Whitehouse confronted that argument.
"The notion that you're going to cut off somebody's unemployment insurance and have them go out and find a job is just plain nuts," said Whitehouse. "There aren't a lot of people lying around enjoying the luxury of unemployment insurance payments. They want to be getting to work."
In normal times, states provide six months of benefits to people laid off through no fault of their own, but to fight the stimulus bill and subsequent measures to fight the recession provided the unemployed 99 weeks of benefits in some states. The House passed a bill to reauthorize the benefits, along with several other now-expired domestic aid programs, but the bill is stalled in the Senate, as unified Republicans and Nebraska Democrat Ben Nelson withhold their support.
This is a big step in the right direction, and it's something that would go a long way toward easing national insecurity (and not incidentally, expire after the midterms, leaving a possible Republican majority with a ticking time bomb):
With unemployment still hovering in double digits and no real relief in sight, a group of 30 Senate Democrats today is urging party leaders to extend emergency unemployment benefits through the end of 2010 — 10 months longer than current law dictates.
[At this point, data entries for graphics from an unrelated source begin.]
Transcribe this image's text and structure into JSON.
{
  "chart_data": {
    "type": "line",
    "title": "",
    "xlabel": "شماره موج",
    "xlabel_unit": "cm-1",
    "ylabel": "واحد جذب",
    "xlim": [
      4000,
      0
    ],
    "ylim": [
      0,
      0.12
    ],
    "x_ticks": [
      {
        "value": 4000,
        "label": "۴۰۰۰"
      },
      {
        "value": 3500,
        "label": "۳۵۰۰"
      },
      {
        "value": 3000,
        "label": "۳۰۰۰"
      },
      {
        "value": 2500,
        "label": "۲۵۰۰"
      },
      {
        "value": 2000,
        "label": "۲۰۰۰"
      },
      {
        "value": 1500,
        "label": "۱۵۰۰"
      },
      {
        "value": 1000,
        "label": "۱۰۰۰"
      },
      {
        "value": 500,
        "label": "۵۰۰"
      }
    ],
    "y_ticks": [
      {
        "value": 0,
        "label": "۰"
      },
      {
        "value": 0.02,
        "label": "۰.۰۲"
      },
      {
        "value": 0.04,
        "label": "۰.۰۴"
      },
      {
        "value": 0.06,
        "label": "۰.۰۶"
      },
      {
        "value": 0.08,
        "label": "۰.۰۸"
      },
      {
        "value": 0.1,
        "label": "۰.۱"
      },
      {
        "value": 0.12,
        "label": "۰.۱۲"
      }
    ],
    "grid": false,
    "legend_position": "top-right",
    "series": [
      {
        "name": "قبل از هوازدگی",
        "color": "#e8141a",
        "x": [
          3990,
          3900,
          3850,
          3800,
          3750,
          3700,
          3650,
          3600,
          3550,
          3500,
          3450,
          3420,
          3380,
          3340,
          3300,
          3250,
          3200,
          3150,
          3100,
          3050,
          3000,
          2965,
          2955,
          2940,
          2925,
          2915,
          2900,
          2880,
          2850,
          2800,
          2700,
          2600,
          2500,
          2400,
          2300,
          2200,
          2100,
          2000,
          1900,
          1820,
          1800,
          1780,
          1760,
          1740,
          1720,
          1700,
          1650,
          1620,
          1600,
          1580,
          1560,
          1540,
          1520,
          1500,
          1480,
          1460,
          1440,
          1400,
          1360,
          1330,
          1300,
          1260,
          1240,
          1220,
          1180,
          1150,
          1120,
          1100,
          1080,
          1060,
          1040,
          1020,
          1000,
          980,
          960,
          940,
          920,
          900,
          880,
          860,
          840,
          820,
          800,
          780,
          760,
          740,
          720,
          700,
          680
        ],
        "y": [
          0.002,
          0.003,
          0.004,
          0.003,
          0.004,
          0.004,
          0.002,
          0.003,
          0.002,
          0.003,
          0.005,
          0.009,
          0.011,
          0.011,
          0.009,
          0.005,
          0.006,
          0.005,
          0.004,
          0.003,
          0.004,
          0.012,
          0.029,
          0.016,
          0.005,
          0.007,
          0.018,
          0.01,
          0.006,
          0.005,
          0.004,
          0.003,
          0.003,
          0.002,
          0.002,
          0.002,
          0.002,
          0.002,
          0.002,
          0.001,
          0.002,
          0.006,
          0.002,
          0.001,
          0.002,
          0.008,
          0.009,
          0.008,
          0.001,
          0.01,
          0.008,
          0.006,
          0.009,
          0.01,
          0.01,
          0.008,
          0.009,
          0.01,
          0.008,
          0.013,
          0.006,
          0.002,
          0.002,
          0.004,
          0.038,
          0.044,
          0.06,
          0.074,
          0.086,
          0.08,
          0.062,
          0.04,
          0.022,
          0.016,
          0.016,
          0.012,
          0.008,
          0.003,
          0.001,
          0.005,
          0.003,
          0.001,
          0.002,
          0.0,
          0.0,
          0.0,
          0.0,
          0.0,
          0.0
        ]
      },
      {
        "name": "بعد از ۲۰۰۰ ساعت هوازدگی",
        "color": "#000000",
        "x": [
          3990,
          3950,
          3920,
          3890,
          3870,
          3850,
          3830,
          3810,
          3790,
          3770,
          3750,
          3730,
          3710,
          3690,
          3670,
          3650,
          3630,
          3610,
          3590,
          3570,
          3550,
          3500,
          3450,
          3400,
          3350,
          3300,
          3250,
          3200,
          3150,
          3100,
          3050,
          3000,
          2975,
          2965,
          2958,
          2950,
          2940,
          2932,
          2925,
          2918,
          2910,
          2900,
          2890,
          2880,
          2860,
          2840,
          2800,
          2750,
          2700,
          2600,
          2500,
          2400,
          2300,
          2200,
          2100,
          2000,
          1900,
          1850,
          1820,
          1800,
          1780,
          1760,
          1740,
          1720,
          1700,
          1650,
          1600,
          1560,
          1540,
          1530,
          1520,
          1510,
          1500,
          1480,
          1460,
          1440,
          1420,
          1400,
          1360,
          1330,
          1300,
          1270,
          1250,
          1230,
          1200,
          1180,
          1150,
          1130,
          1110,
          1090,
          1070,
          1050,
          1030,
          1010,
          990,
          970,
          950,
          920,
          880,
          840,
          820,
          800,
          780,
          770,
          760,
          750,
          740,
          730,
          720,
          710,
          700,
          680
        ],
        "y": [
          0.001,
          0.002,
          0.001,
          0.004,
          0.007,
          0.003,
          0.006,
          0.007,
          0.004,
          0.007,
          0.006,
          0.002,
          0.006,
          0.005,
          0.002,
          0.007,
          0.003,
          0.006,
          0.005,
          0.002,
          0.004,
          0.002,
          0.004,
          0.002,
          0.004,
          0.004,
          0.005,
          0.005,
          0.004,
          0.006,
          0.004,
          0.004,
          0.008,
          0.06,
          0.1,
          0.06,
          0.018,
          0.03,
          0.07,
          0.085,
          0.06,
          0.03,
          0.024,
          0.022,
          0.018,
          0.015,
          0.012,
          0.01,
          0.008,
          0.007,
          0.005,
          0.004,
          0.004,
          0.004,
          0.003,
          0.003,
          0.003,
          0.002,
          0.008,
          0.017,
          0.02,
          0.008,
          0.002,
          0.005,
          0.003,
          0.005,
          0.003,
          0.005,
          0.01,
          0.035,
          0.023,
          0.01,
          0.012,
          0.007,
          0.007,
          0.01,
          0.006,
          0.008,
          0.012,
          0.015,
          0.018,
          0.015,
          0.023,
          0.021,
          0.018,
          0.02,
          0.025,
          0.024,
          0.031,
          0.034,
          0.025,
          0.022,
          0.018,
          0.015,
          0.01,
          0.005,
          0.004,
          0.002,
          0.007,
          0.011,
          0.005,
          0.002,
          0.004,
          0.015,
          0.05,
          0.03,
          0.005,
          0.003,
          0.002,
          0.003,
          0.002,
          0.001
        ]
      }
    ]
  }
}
In a letter to Senate Majority Leader Harry Reid (D-Nev.) and Senate Finance Committee Chairman Max Baucus (D-Mont.), the lawmakers argue that shorter extensions might be cheaper, but they leave state budgeters in a state of constant uncertainty.
Short term extensions, while still helpful to families, only add strain to state agencies that must constantly re-tool their computer systems, and at the same time, continue to assist the millions still searching for work. As our economy continues on a path to recovery, we need a robust extension of safety net programs that have provided a lifeline to families since the recession began.
Signing the letter were Democratic Sens. Tom Harkin (Iowa), Bob Casey (Pa.), Jack Reed (R.I.), Sherrod Brown (Ohio) , Chris Dodd (Conn.), Jay Rockefeller (W.Va.), Jeanne Shaheen (N.H.), Al Franken (Minn.), Carl Levin (Mich.), Frank Lautenberg (N.J.), Debbie Stabenow (Mich.), Roland Burris (Ill.), Arlen Specter (Pa.), John Kerry (Mass.), Kirsten Gillibrand (N.Y.), Ron Wyden (Ore.), Edward Kaufman (Del.), Sheldon Whitehouse (R.I.), Barbara Boxer (Calif.), Patrick Leahy (Vt.), Robert Menendez (N.J.), Herb Kohl (Wis.), Tom Udall (N.M.), Ben Cardin (Md.), Robert Byrd (W.Va.), Daniel Akaka (Hawaii), Jeff Merkley (Ore.), Barbara Mikulski (Md.), Dianne Feinstein (Calif.) and Michael Bennet (Colo.), as well as Independent Sen. Bernie Sanders (Vt.).
Democratic leaders are working on legislation to tackle the continuing problems related to the economic downturn. The package is widely expected to include an extension of unemployment insurance, COBRA health benefits, food stamps and help for states faced with budget crises. They’d hoped to have health care reform out of the way first. Now, that’s looking unlikely.